La distillazione del Whisky merita un breve accenno ad alcuni aspetti che possono sembrare banali o scontati ma comunque basilari e non sempre conosciuti: orzo, acqua e lieviti sono i componenti fondamentali per produrlo, poi intervengono altri fattori per determinarne le peculiarità che distinguono ogni distilleria e i propri prodotti come la torba, il microclima, le botti usate in affinamento e persino la forma degli alambicchi. In poche parole l’orzo distico – è la tipologia usata – viene “ammollato” nell’acqua affinché inizi il processo di germogliazione che trasforma gli amidi insolubili in solubili, ovvero in zuccheri idonei alla fermentazione. Dopo qualche giorno, giunti alla trasformazione ottimale, l’orzo viene  maltato essiccandolo in forni con o senza l’utilizzo di torba, successsivamente viene triturato e messo in infusione in acqua calda dentro cisterne con l’aggiunta di lieviti ottenendo il mosto per la fermentazione. Terminata questa fase si procede alla prima distillazione raggiungendo una bassa gradazione alcolica e per questo viene effettuata una seconda distillazione che porta il whisky a 65/70 gradi. Come per altri superalcolici viene tagliata la “testa” e la “coda”, il corpo, a seconda della gradazione desiderata, viene diluito con acqua fino a raggiungere circa 64 gradi ed essere così pronto alla maturazione nelle tipologie di botte selezionate.
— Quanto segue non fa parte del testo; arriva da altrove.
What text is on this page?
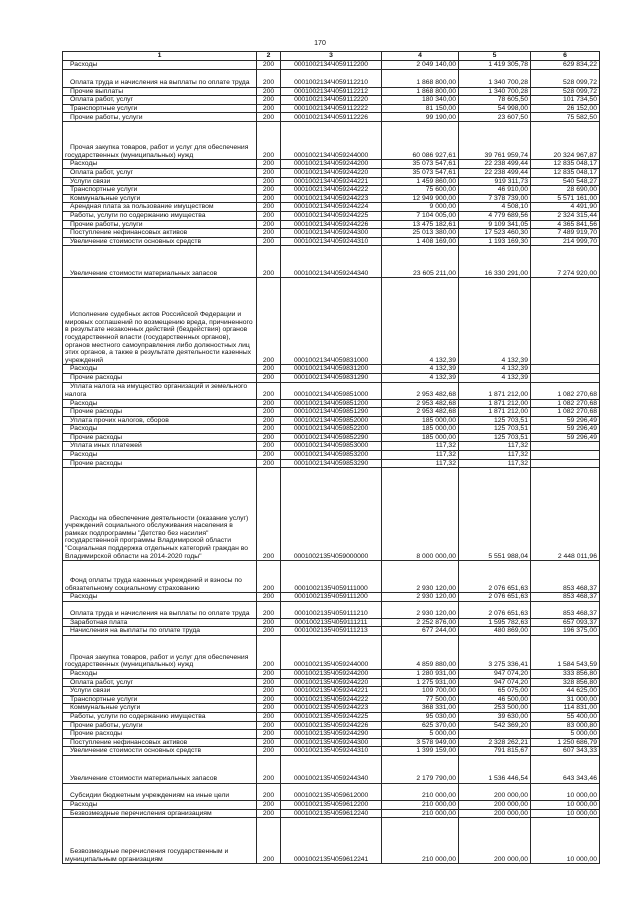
170
1	2	3	4	5	6
Расходы	200	0001002134Ч059112200	2 049 140,00	1 419 305,78	629 834,22
Оплата труда и начисления на выплаты по оплате труда	200	0001002134Ч059112210	1 868 800,00	1 340 700,28	528 099,72
Прочие выплаты	200	0001002134Ч059112212	1 868 800,00	1 340 700,28	528 099,72
Оплата работ, услуг	200	0001002134Ч059112220	180 340,00	78 605,50	101 734,50
Транспортные услуги	200	0001002134Ч059112222	81 150,00	54 998,00	26 152,00
Прочие работы, услуги	200	0001002134Ч059112226	99 190,00	23 607,50	75 582,50
Прочая закупка товаров, работ и услуг для обеспечения государственных (муниципальных) нужд	200	0001002134Ч059244000	60 086 927,61	39 761 959,74	20 324 967,87
Расходы	200	0001002134Ч059244200	35 073 547,61	22 238 499,44	12 835 048,17
Оплата работ, услуг	200	0001002134Ч059244220	35 073 547,61	22 238 499,44	12 835 048,17
Услуги связи	200	0001002134Ч059244221	1 459 860,00	919 311,73	540 548,27
Транспортные услуги	200	0001002134Ч059244222	75 600,00	46 910,00	28 690,00
Коммунальные услуги	200	0001002134Ч059244223	12 949 900,00	7 378 739,00	5 571 161,00
Арендная плата за пользование имуществом	200	0001002134Ч059244224	9 000,00	4 508,10	4 491,90
Работы, услуги по содержанию имущества	200	0001002134Ч059244225	7 104 005,00	4 779 689,56	2 324 315,44
Прочие работы, услуги	200	0001002134Ч059244226	13 475 182,61	9 109 341,05	4 365 841,56
Поступление нефинансовых активов	200	0001002134Ч059244300	25 013 380,00	17 523 460,30	7 489 919,70
Увеличение стоимости основных средств	200	0001002134Ч059244310	1 408 169,00	1 193 169,30	214 999,70
Увеличение стоимости материальных запасов	200	0001002134Ч059244340	23 605 211,00	16 330 291,00	7 274 920,00
Исполнение судебных актов Российской Федерации и мировых соглашений по возмещению вреда, причиненного в результате незаконных действий (бездействия) органов государственной власти (государственных органов), органов местного самоуправления либо должностных лиц этих органов, а также в результате деятельности казенных учреждений	200	0001002134Ч059831000	4 132,39	4 132,39	
Расходы	200	0001002134Ч059831200	4 132,39	4 132,39	
Прочие расходы	200	0001002134Ч059831290	4 132,39	4 132,39	
Уплата налога на имущество организаций и земельного налога	200	0001002134Ч059851000	2 953 482,68	1 871 212,00	1 082 270,68
Расходы	200	0001002134Ч059851200	2 953 482,68	1 871 212,00	1 082 270,68
Прочие расходы	200	0001002134Ч059851290	2 953 482,68	1 871 212,00	1 082 270,68
Уплата прочих налогов, сборов	200	0001002134Ч059852000	185 000,00	125 703,51	59 296,49
Расходы	200	0001002134Ч059852200	185 000,00	125 703,51	59 296,49
Прочие расходы	200	0001002134Ч059852290	185 000,00	125 703,51	59 296,49
Уплата иных платежей	200	0001002134Ч059853000	117,32	117,32	
Расходы	200	0001002134Ч059853200	117,32	117,32	
Прочие расходы	200	0001002134Ч059853290	117,32	117,32	
Расходы на обеспечение деятельности (оказание услуг) учреждений социального обслуживания населения в рамках подпрограммы "Детство без насилия" государственной программы Владимирской области "Социальная поддержка отдельных категорий граждан во Владимирской области на 2014-2020 годы"	200	0001002135Ч059000000	8 000 000,00	5 551 988,04	2 448 011,96
Фонд оплаты труда казенных учреждений и взносы по обязательному социальному страхованию	200	0001002135Ч059111000	2 930 120,00	2 076 651,63	853 468,37
Расходы	200	0001002135Ч059111200	2 930 120,00	2 076 651,63	853 468,37
Оплата труда и начисления на выплаты по оплате труда	200	0001002135Ч059111210	2 930 120,00	2 076 651,63	853 468,37
Заработная плата	200	0001002135Ч059111211	2 252 876,00	1 595 782,63	657 093,37
Начисления на выплаты по оплате труда	200	0001002135Ч059111213	677 244,00	480 869,00	196 375,00
Прочая закупка товаров, работ и услуг для обеспечения государственных (муниципальных) нужд	200	0001002135Ч059244000	4 859 880,00	3 275 336,41	1 584 543,59
Расходы	200	0001002135Ч059244200	1 280 931,00	947 074,20	333 856,80
Оплата работ, услуг	200	0001002135Ч059244220	1 275 931,00	947 074,20	328 856,80
Услуги связи	200	0001002135Ч059244221	109 700,00	65 075,00	44 625,00
Транспортные услуги	200	0001002135Ч059244222	77 500,00	46 500,00	31 000,00
Коммунальные услуги	200	0001002135Ч059244223	368 331,00	253 500,00	114 831,00
Работы, услуги по содержанию имущества	200	0001002135Ч059244225	95 030,00	39 630,00	55 400,00
Прочие работы, услуги	200	0001002135Ч059244226	625 370,00	542 369,20	83 000,80
Прочие расходы	200	0001002135Ч059244290	5 000,00		5 000,00
Поступление нефинансовых активов	200	0001002135Ч059244300	3 578 949,00	2 328 262,21	1 250 686,79
Увеличение стоимости основных средств	200	0001002135Ч059244310	1 399 159,00	791 815,67	607 343,33
Увеличение стоимости материальных запасов	200	0001002135Ч059244340	2 179 790,00	1 536 446,54	643 343,46
Субсидии бюджетным учреждениям на иные цели	200	0001002135Ч059612000	210 000,00	200 000,00	10 000,00
Расходы	200	0001002135Ч059612200	210 000,00	200 000,00	10 000,00
Безвозмездные перечисления организациям	200	0001002135Ч059612240	210 000,00	200 000,00	10 000,00
Безвозмездные перечисления государственным и муниципальным организациям	200	0001002135Ч059612241	210 000,00	200 000,00	10 000,00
Il fattore “T” ovvero la famigerata torbatura, viene deciso dalle singole distillerie in base alla percentuale di malto torbato da impiegare; tant’è che praticamente tutti i whisky sono torbati, solo che in alcuni le parti per milione sono talmente basse da risultare impercettibili. L’acqua può essere già apportatrice di sentori torbati difatti alcuni fiumi, scorrendo su letti di torba, ne estraggono gli aromi tipici. L’acqua è una componente fondamentale e viene rigorosamente usata quella del fiume o sorgente dove è sita la distilleria; viene usata per tutto il ciclo fino alla degustazione che andrebbe effettuata versando qualche goccia dell’acqua originale nel bicchiere per sprigionare meglio gli aromi. Un servizio corretto infatti prevedrebbe, oltre al whisky, una piccola bottiglietta di acqua usata nel processo e fornita dalla stessa distilleria. Sui lieviti c’è poco da dire, sono necessari per la fermentazione ma poco o nulla influiscono sui sentori.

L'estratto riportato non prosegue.